The fourth edition of this classic textbook [Özsu & Valduriez 2020] provides major updates, in particular, new chapters on big data platforms, NoSQL, NewSQL and polystores. In this tutorial, we introduce these major updates, with a focus on NewSQL.
NewSQL is the latest technology in the big data management landscape, enjoying a fast-growing rate in the DBMS and BI markets. NewSQL combines the scalability and availability of NoSQL with the consistency and usability of SQL. By providing online analytics over operational data, NewSQL opens up new opportunities in many application domains where real-time decision is critical. Important use cases are eAdvertisement (such as Google Adwords), IoT, performance monitoring, proximity marketing, risk monitoring, real-time pricing, real-time fraud detection, etc. NewSQL may also simplify data management, by removing the traditional separation between NoSQL and SQL (ingest data fast, query it with SQL), as well as between operational database and data warehouse / data lake (no more ETLs!). However, a hard problem is scaling out transactions in mixed operational and analytical (HTAP) workloads over big data, possibly coming from different data stores (HDFS, SQL, NoSQL). Today, only a few NewSQL systems have solved this problem.
A first in-depth presentation of NewSQL was given in a tutorial at IEEE Big Data 2019 with Prof. Ricardo Jimenez-Peris (CEO and founder at LeanXcale) [Valduriez & Jimenez-Peris 2019]. In this tutorial, we provide a taxonomy of NewSQL systems based on major dimensions including targeted workloads, capabilities and implementation techniques. We illustrate with popular NewSQL systems such as Google Spanner, LeanXcale, CockroachDB, SAP HANA, MemSQL and Splice Machine. In particular, we give a spotlight on some of the more advanced systems. We also compare with major NoSQL and SQL systems, and discuss integration within big data ecosystems and corporate information systems, using polystores. Finally, we discuss the current trends and research directions.
About the Speaker
Patrick Valduriez is a senior scientist at Inria, France, and the scientific advisor of the LeanXcale company. He has also been a professor of computer science at University Pierre et Marie Curie (UPMC), now Sorbonne University, in Paris (2000-2002) and a researcher at Microelectronics and Computer Technology Corp. in Austin, Texas (1985-1989). He received his Ph. D. degree and Doctorat d’Etat in CS from UPMC in 1981 and 1985, respectively. From 1995 to 2000, he was the manager of the Bull-Inria joint venture (called Dyade), which fostered technology transfer in IT and security. Dyade spined off five successful start-ups, including Kelkoo based on the Disco software that he built at Inria with his team. He has also been consulting for major companies in USA, Europe, Brazil and France.
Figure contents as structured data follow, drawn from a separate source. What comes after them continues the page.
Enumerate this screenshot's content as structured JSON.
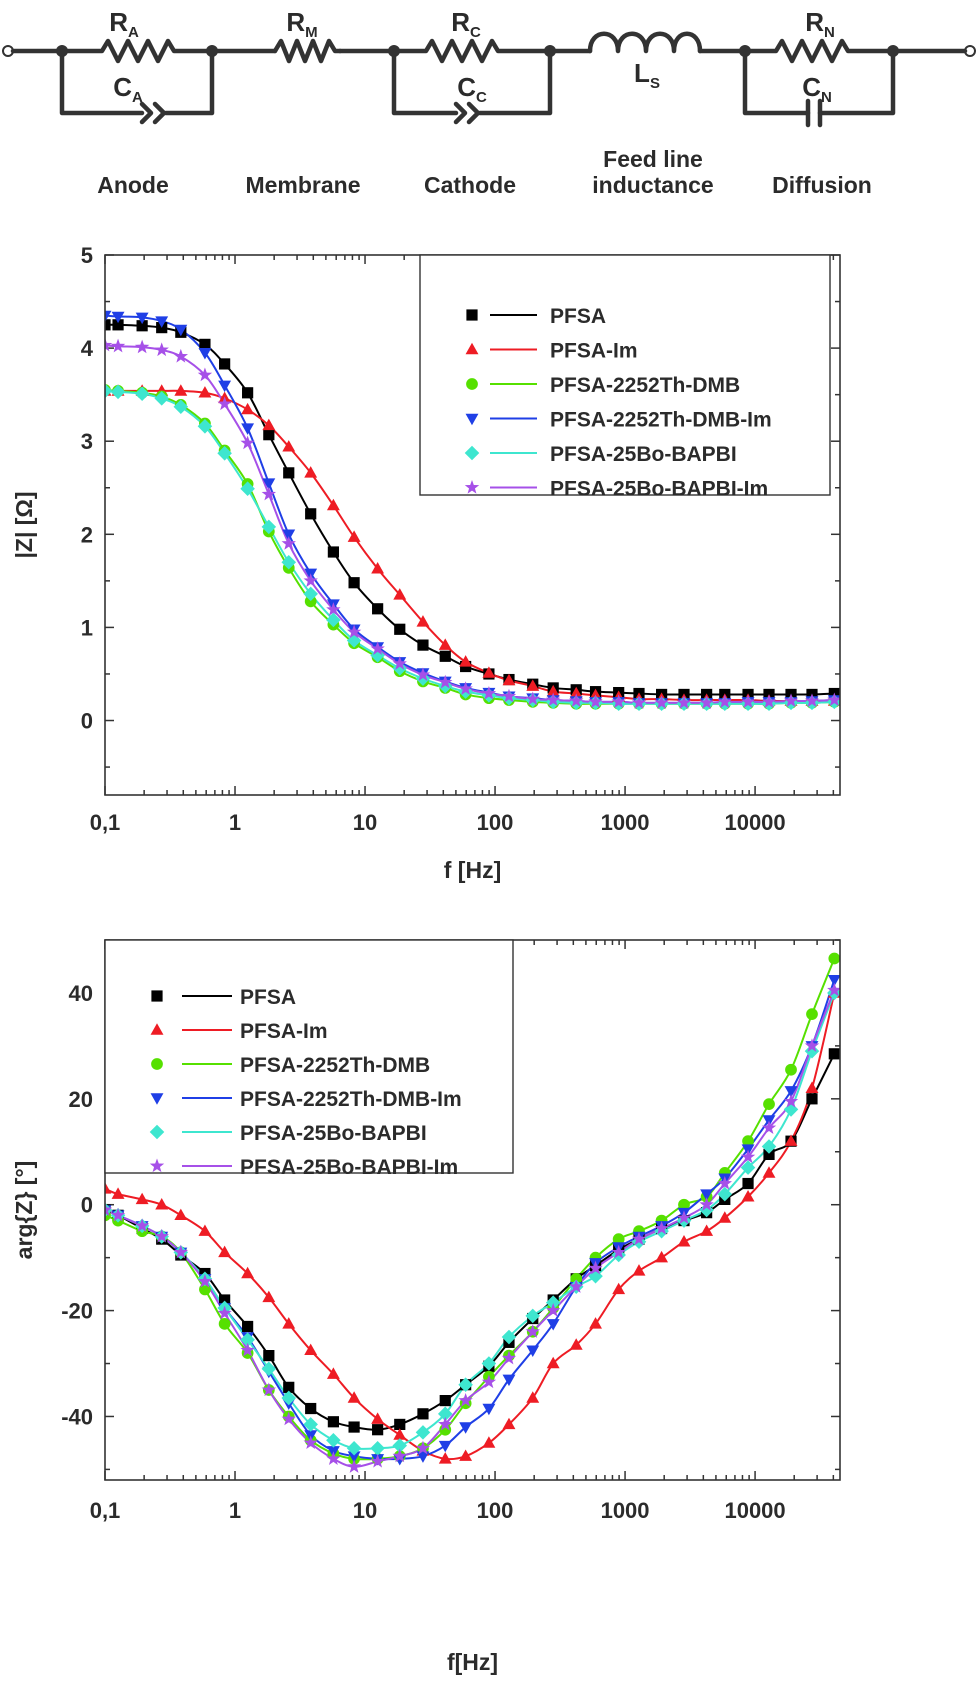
{
  "circuit": {
    "components": [
      {
        "symbol": "R",
        "sub": "A"
      },
      {
        "symbol": "C",
        "sub": "A"
      },
      {
        "symbol": "R",
        "sub": "M"
      },
      {
        "symbol": "R",
        "sub": "C"
      },
      {
        "symbol": "C",
        "sub": "C"
      },
      {
        "symbol": "L",
        "sub": "S"
      },
      {
        "symbol": "R",
        "sub": "N"
      },
      {
        "symbol": "C",
        "sub": "N"
      }
    ],
    "labels": {
      "anode": "Anode",
      "membrane": "Membrane",
      "cathode": "Cathode",
      "feed_line_1": "Feed line",
      "feed_line_2": "inductance",
      "diffusion": "Diffusion"
    }
  },
  "colors": {
    "PFSA": "#000000",
    "PFSA-Im": "#ee1c24",
    "PFSA-2252Th-DMB": "#56e000",
    "PFSA-2252Th-DMB-Im": "#1f3fe6",
    "PFSA-25Bo-BAPBI": "#3ee6cf",
    "PFSA-25Bo-BAPBI-Im": "#a650e8",
    "axis": "#333333"
  },
  "chart_data": [
    {
      "type": "line",
      "xscale": "log",
      "xlabel": "f [Hz]",
      "ylabel": "|Z| [Ω]",
      "xlim": [
        0.1,
        45000
      ],
      "ylim": [
        -0.8,
        5
      ],
      "xticks": [
        0.1,
        1,
        10,
        100,
        1000,
        10000
      ],
      "xtick_labels": [
        "0,1",
        "1",
        "10",
        "100",
        "1000",
        "10000"
      ],
      "yticks": [
        0,
        1,
        2,
        3,
        4,
        5
      ],
      "ytick_labels": [
        "0",
        "1",
        "2",
        "3",
        "4",
        "5"
      ],
      "legend": {
        "position": "top-right",
        "style": "symbol-and-line"
      },
      "x": [
        0.1,
        0.126,
        0.193,
        0.273,
        0.383,
        0.587,
        0.832,
        1.25,
        1.82,
        2.59,
        3.82,
        5.71,
        8.24,
        12.5,
        18.5,
        27.9,
        41.4,
        59.4,
        89.7,
        128,
        195,
        280,
        421,
        593,
        893,
        1280,
        1910,
        2840,
        4240,
        5850,
        8830,
        12800,
        18900,
        27400,
        40700
      ],
      "series": [
        {
          "name": "PFSA",
          "marker": "square",
          "values": [
            4.25,
            4.25,
            4.24,
            4.22,
            4.17,
            4.04,
            3.83,
            3.52,
            3.07,
            2.66,
            2.22,
            1.81,
            1.48,
            1.2,
            0.98,
            0.81,
            0.69,
            0.58,
            0.5,
            0.44,
            0.39,
            0.35,
            0.33,
            0.31,
            0.3,
            0.29,
            0.28,
            0.28,
            0.28,
            0.28,
            0.28,
            0.28,
            0.28,
            0.28,
            0.29
          ]
        },
        {
          "name": "PFSA-Im",
          "marker": "triangle-up",
          "values": [
            3.54,
            3.54,
            3.54,
            3.54,
            3.54,
            3.52,
            3.46,
            3.34,
            3.17,
            2.94,
            2.66,
            2.31,
            1.97,
            1.63,
            1.35,
            1.06,
            0.81,
            0.63,
            0.51,
            0.43,
            0.37,
            0.31,
            0.29,
            0.27,
            0.25,
            0.23,
            0.23,
            0.22,
            0.22,
            0.22,
            0.22,
            0.21,
            0.21,
            0.21,
            0.21
          ]
        },
        {
          "name": "PFSA-2252Th-DMB",
          "marker": "circle",
          "values": [
            3.55,
            3.54,
            3.52,
            3.48,
            3.39,
            3.19,
            2.9,
            2.54,
            2.03,
            1.64,
            1.28,
            1.03,
            0.83,
            0.68,
            0.53,
            0.42,
            0.35,
            0.28,
            0.24,
            0.22,
            0.2,
            0.19,
            0.18,
            0.18,
            0.18,
            0.18,
            0.18,
            0.18,
            0.18,
            0.18,
            0.18,
            0.18,
            0.19,
            0.19,
            0.2
          ]
        },
        {
          "name": "PFSA-2252Th-DMB-Im",
          "marker": "triangle-down",
          "values": [
            4.35,
            4.34,
            4.33,
            4.29,
            4.2,
            3.95,
            3.6,
            3.14,
            2.55,
            2.0,
            1.58,
            1.25,
            0.98,
            0.79,
            0.63,
            0.51,
            0.42,
            0.35,
            0.3,
            0.26,
            0.24,
            0.22,
            0.21,
            0.2,
            0.2,
            0.19,
            0.19,
            0.19,
            0.19,
            0.19,
            0.2,
            0.2,
            0.2,
            0.21,
            0.22
          ]
        },
        {
          "name": "PFSA-25Bo-BAPBI",
          "marker": "diamond",
          "values": [
            3.54,
            3.53,
            3.51,
            3.46,
            3.37,
            3.16,
            2.87,
            2.49,
            2.08,
            1.7,
            1.36,
            1.08,
            0.86,
            0.7,
            0.56,
            0.45,
            0.37,
            0.31,
            0.27,
            0.24,
            0.22,
            0.2,
            0.19,
            0.19,
            0.18,
            0.18,
            0.18,
            0.18,
            0.18,
            0.18,
            0.18,
            0.18,
            0.19,
            0.19,
            0.2
          ]
        },
        {
          "name": "PFSA-25Bo-BAPBI-Im",
          "marker": "star",
          "values": [
            4.03,
            4.02,
            4.01,
            3.98,
            3.91,
            3.71,
            3.4,
            2.98,
            2.43,
            1.9,
            1.5,
            1.19,
            0.95,
            0.77,
            0.61,
            0.49,
            0.41,
            0.34,
            0.29,
            0.26,
            0.23,
            0.22,
            0.21,
            0.2,
            0.2,
            0.19,
            0.19,
            0.19,
            0.19,
            0.2,
            0.2,
            0.2,
            0.21,
            0.21,
            0.22
          ]
        }
      ]
    },
    {
      "type": "line",
      "xscale": "log",
      "xlabel": "f[Hz]",
      "ylabel": "arg{Z} [°]",
      "xlim": [
        0.1,
        45000
      ],
      "ylim": [
        -52,
        50
      ],
      "xticks": [
        0.1,
        1,
        10,
        100,
        1000,
        10000
      ],
      "xtick_labels": [
        "0,1",
        "1",
        "10",
        "100",
        "1000",
        "10000"
      ],
      "yticks": [
        -40,
        -20,
        0,
        20,
        40
      ],
      "ytick_labels": [
        "-40",
        "-20",
        "0",
        "20",
        "40"
      ],
      "legend": {
        "position": "top-left",
        "style": "symbol-and-line"
      },
      "x": [
        0.1,
        0.126,
        0.193,
        0.273,
        0.383,
        0.587,
        0.832,
        1.25,
        1.82,
        2.59,
        3.82,
        5.71,
        8.24,
        12.5,
        18.5,
        27.9,
        41.4,
        59.4,
        89.7,
        128,
        195,
        280,
        421,
        593,
        893,
        1280,
        1910,
        2840,
        4240,
        5850,
        8830,
        12800,
        18900,
        27400,
        40700
      ],
      "series": [
        {
          "name": "PFSA",
          "marker": "square",
          "values": [
            -1.0,
            -2.0,
            -4.5,
            -6.5,
            -9.5,
            -13.0,
            -18.0,
            -23.0,
            -28.5,
            -34.5,
            -38.5,
            -41.0,
            -42.0,
            -42.5,
            -41.5,
            -39.5,
            -37.0,
            -34.0,
            -30.5,
            -26.0,
            -21.5,
            -18.0,
            -14.0,
            -11.5,
            -8.5,
            -6.5,
            -4.5,
            -3.0,
            -1.5,
            1.0,
            4.0,
            9.5,
            12.0,
            20.0,
            28.5
          ]
        },
        {
          "name": "PFSA-Im",
          "marker": "triangle-up",
          "values": [
            3.0,
            2.0,
            1.0,
            0.0,
            -2.0,
            -5.0,
            -9.0,
            -13.0,
            -17.5,
            -22.5,
            -27.5,
            -32.0,
            -36.5,
            -40.5,
            -43.5,
            -46.5,
            -48.0,
            -47.5,
            -45.0,
            -41.5,
            -36.5,
            -30.0,
            -26.5,
            -22.5,
            -16.0,
            -12.5,
            -10.0,
            -7.0,
            -5.0,
            -2.5,
            1.5,
            6.0,
            12.0,
            22.0,
            40.0
          ]
        },
        {
          "name": "PFSA-2252Th-DMB",
          "marker": "circle",
          "values": [
            -2.0,
            -3.0,
            -5.0,
            -6.0,
            -9.0,
            -16.0,
            -22.5,
            -28.0,
            -35.0,
            -40.0,
            -44.5,
            -47.0,
            -48.0,
            -48.0,
            -47.5,
            -46.0,
            -42.5,
            -37.5,
            -32.5,
            -28.5,
            -24.0,
            -19.5,
            -14.0,
            -10.0,
            -6.5,
            -5.0,
            -3.0,
            0.0,
            1.5,
            6.0,
            12.0,
            19.0,
            25.5,
            36.0,
            46.5
          ]
        },
        {
          "name": "PFSA-2252Th-DMB-Im",
          "marker": "triangle-down",
          "values": [
            -1.0,
            -2.0,
            -4.0,
            -6.0,
            -9.0,
            -14.0,
            -19.5,
            -25.0,
            -31.5,
            -37.5,
            -43.5,
            -46.5,
            -47.5,
            -48.0,
            -48.0,
            -47.5,
            -45.5,
            -42.0,
            -38.5,
            -33.0,
            -27.5,
            -22.5,
            -15.5,
            -11.0,
            -8.0,
            -6.0,
            -4.0,
            -1.5,
            2.0,
            5.0,
            10.5,
            16.0,
            21.5,
            30.0,
            42.5
          ]
        },
        {
          "name": "PFSA-25Bo-BAPBI",
          "marker": "diamond",
          "values": [
            -1.0,
            -2.0,
            -4.0,
            -6.0,
            -9.0,
            -14.0,
            -19.5,
            -25.5,
            -31.0,
            -36.5,
            -41.5,
            -44.5,
            -46.0,
            -46.0,
            -45.5,
            -43.0,
            -39.5,
            -34.0,
            -30.0,
            -25.0,
            -21.0,
            -18.5,
            -15.5,
            -13.5,
            -9.5,
            -7.0,
            -5.0,
            -3.0,
            -1.0,
            2.0,
            7.0,
            11.0,
            18.0,
            29.0,
            40.0
          ]
        },
        {
          "name": "PFSA-25Bo-BAPBI-Im",
          "marker": "star",
          "values": [
            -1.0,
            -2.0,
            -4.0,
            -6.0,
            -9.0,
            -14.5,
            -20.5,
            -27.5,
            -35.0,
            -40.5,
            -45.0,
            -48.0,
            -49.5,
            -48.5,
            -47.5,
            -46.0,
            -41.5,
            -37.0,
            -33.5,
            -29.0,
            -24.0,
            -20.0,
            -15.5,
            -12.0,
            -9.0,
            -6.5,
            -4.5,
            -2.5,
            0.0,
            4.0,
            9.0,
            14.5,
            19.5,
            30.0,
            40.5
          ]
        }
      ]
    }
  ]
}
He is currently the head of the Zenith team (between Inria and University of Montpellier, LIRMM) that focuses on data science, in particular data management in large-scale distributed and parallel systems and scientific data management. He has authored and co-authored many technical papers and several textbooks, among which “Principles of Distributed Database Systems” (with Professor Tamer Özsu, University of Waterloo). He currently serves as associate editor of several journals, including the VLDB Journal, Distributed and Parallel Databases, and Internet and Databases. He has served as PC chair of major conferences such as SIGMOD and VLDB. He was the general chair of SIGMOD04, EDBT08 and VLDB09.
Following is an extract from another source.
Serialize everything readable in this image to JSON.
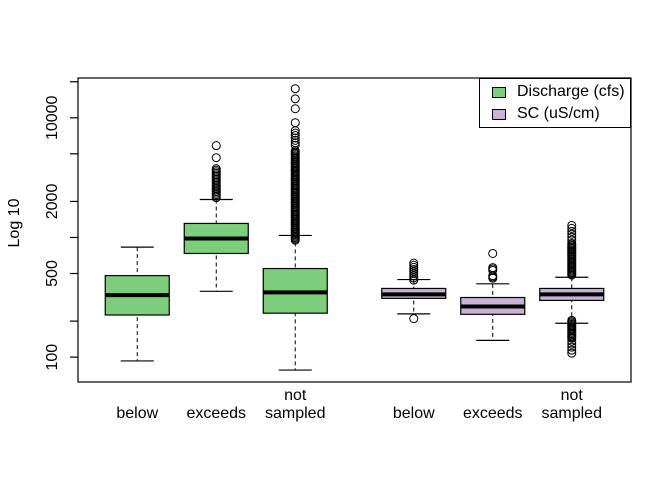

He received prestigious awards and prizes. He obtained several best paper awards, including VLDB00. He was the recipient of the 1993 IBM scientific prize in Computer Science in France and the 2014 Innovation Award from Inria – French Academy of Science – Dassault Systems. He is an ACM Fellow.
[Özsu & Valduriez 2020] Tamer Özsu, Patrick Valduriez. Principles of Distributed Database Systems, 4th Edition, Springer, 2020.
[Valduriez & Jimenez-Peris 2019] Patrick Valduriez, Ricardo Jimenez-Peris. NewSQL : principles, systems and current trends. IEEE Big Data Conference, Los Angeles, December 2019.